Le 20 mars dernier ont eu lieu au théâtre de l’Odéon, les assises de la prostitution, organisées par le collectif « droits et prostitution ». Retour sur deux ateliers, droits sociaux et prévention, et une grande nouvelle, la création du STRASS.
L’atelier « droits sociaux » a été l’occasion d’échanger sur autant de thèmes que le cadre législatif français en comparaison avec ceux de la Suisse, de la Belgique, de l’Espagne, les abus, notamment sexuels, de policierEs et leurs refus d’enregistrer des plaintes de prostituéEs pour vols, viols et violences, les différents statuts professionnels qu’ilELLEs peuvent revendiquer, ainsi que les droits à la retraite, à l’assurance maladie, la formation d’assistantEs sexuelLEs pour travailler auprès des handicapéEs, les discriminations aux emplois autres que sexuels, notamment pour les Trans’ qui n’ont pas obtenu de changement d’état civil. Autant dire que tous ces sujets n’auraient pas pu être abordés si la salle n’avait été pleine d’une représentation internationale et que les prostitutéEs euxELLES-mêmes n’avaient témoigné à partir de leur expérience.
Il a permis de réaffirmer une fois de plus que les délits de « racolage passif » et de « proxénétisme de soutien » sont inefficaces pour lutter contre le proxénétisme de contrainte, qui est d’ailleurs distinct dans le code pénal de la traite des êtres humains, témoignant ainsi de la position abolitionniste de l’Etat. L’atelier a fini par s’orienter en faveur d’une reconnaissance de l’activité de vente de services sexuels grâce à différents statuts professionnels permettant de reconnaître la diversité de la prostitution (de rue, libérale, salariat, escorting, pornographie, etc).
En parallèle, dans l’atelier prévention, ont été discutées les conséquences de la LSI de 2003 (Loi de Sécurité Intérieure) sur la lutte contre l’épidémie de sida. En envoyant les prostitutéEs aux marges urbaines, la LSI entrave le travail de prévention des acteurs/actrices associatifVEs. Les prostituéEs, moins visibles, sont aussi plus mobiles, de sorte que le suivi thérapeutique des malades du VIH est souvent menacé. Rendez-vous médicaux ratés des travailleurSEs du sexe qui, quand ilELLEs ne sont pas en garde-à-vue, doivent fuir quelques jours en province ou à l’étranger pour échapper aux descentes de police. La LSI a poussé beaucoup de personnes à travailler sur internet où la prévention est très difficile à mettre en œuvre. Le web casse la transmission des savoirs entre prostituéEs tout en accroissant la concurrence. Et de fait, le préservatif est de plus en plus négocié par les clientEs qui voudraient s’en passer. Les travailleurSEs du sexe pour lesquelLEs les passes se raréfient doivent abdiquer, notamment pour les fellations.
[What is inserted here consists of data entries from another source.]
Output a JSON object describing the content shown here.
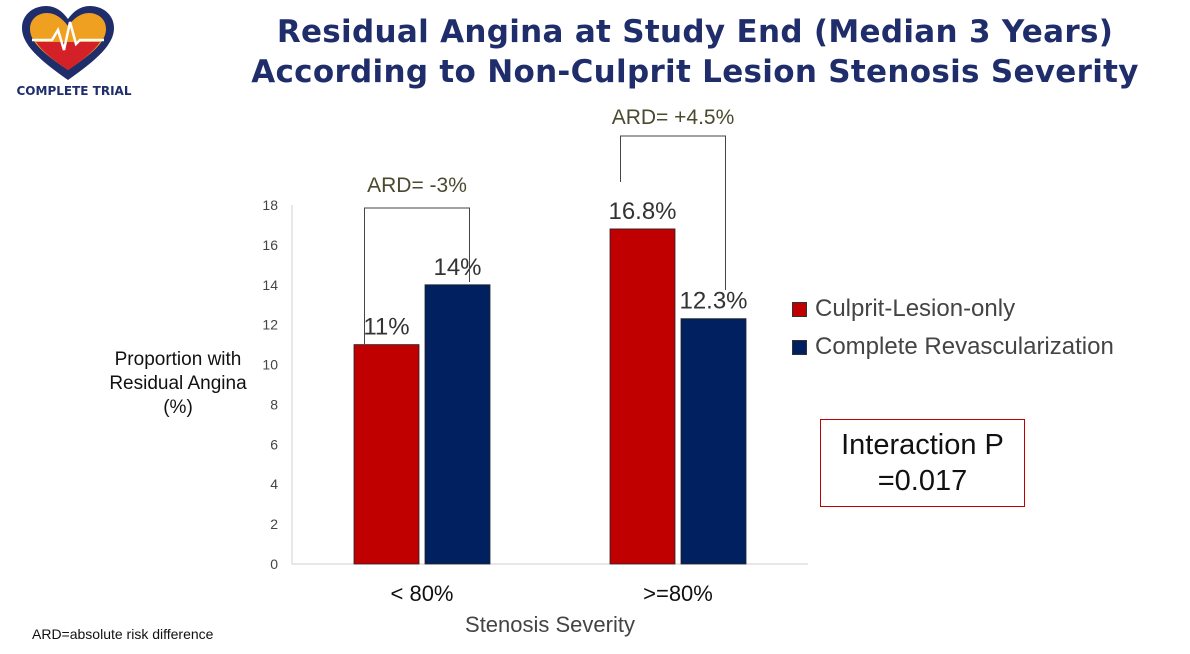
{
  "header": {
    "title_line1": "Residual Angina at Study End (Median 3 Years)",
    "title_line2": "According to Non-Culprit Lesion Stenosis Severity"
  },
  "logo": {
    "text": "COMPLETE TRIAL"
  },
  "colors": {
    "culprit": "#c00000",
    "complete": "#002060",
    "title": "#1f2d6b",
    "ard": "#4a4a2f"
  },
  "chart_data": {
    "type": "bar",
    "categories": [
      "< 80%",
      ">=80%"
    ],
    "series": [
      {
        "name": "Culprit-Lesion-only",
        "values": [
          11,
          16.8
        ],
        "labels": [
          "11%",
          "16.8%"
        ]
      },
      {
        "name": "Complete Revascularization",
        "values": [
          14,
          12.3
        ],
        "labels": [
          "14%",
          "12.3%"
        ]
      }
    ],
    "ylim": [
      0,
      18
    ],
    "yticks": [
      0,
      2,
      4,
      6,
      8,
      10,
      12,
      14,
      16,
      18
    ],
    "ylabel_lines": [
      "Proportion with",
      "Residual Angina",
      "(%)"
    ],
    "xlabel": "Stenosis Severity",
    "annotations": [
      "ARD= -3%",
      "ARD= +4.5%"
    ],
    "legend_position": "right"
  },
  "interaction_box": {
    "line1": "Interaction P",
    "line2": "=0.017"
  },
  "footnote": "ARD=absolute risk difference"
}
En discriminant les prostituéEs qui ont un rôle dans l’éducation à la santé, la LSI fait le jeu de l’épidémie de sida.
Les assises furent également l’occasion d’une annonce importante : la création d’un syndicat de travailleurSEs du sexe, le STRASS (syndicat du travail sexuel). En choisissant ce mode d’organisation, les militantEs du STRASS vont faire reconnaître la réalité de leur activité, c’est-à-dire qu’il s’agit d’un travail, et qu’à ce titre, il doit offrir tous les droits afférents à une activité professionnelle, en premier lieu, l’accès à la sécurité sociale. Le syndicat offrira la possibilité de regrouper très largement des travailleurSEs du sexe, qu’ilELLEs soient acteurRICEs porno, prostituéEs, escort, et de faire émerger sur le long terme une parole collective, porteuse d’une contre-expertise militante, capable d’enrayer les discours répressifs de ceux et celles qui dénient aux travaillleurSEs du sexe la capacité à décider pour eux/ELLES-mêmes.
Act Up-Paris se réjouit de la création de ce syndicat et sera à ses côtés dans nos combats communs.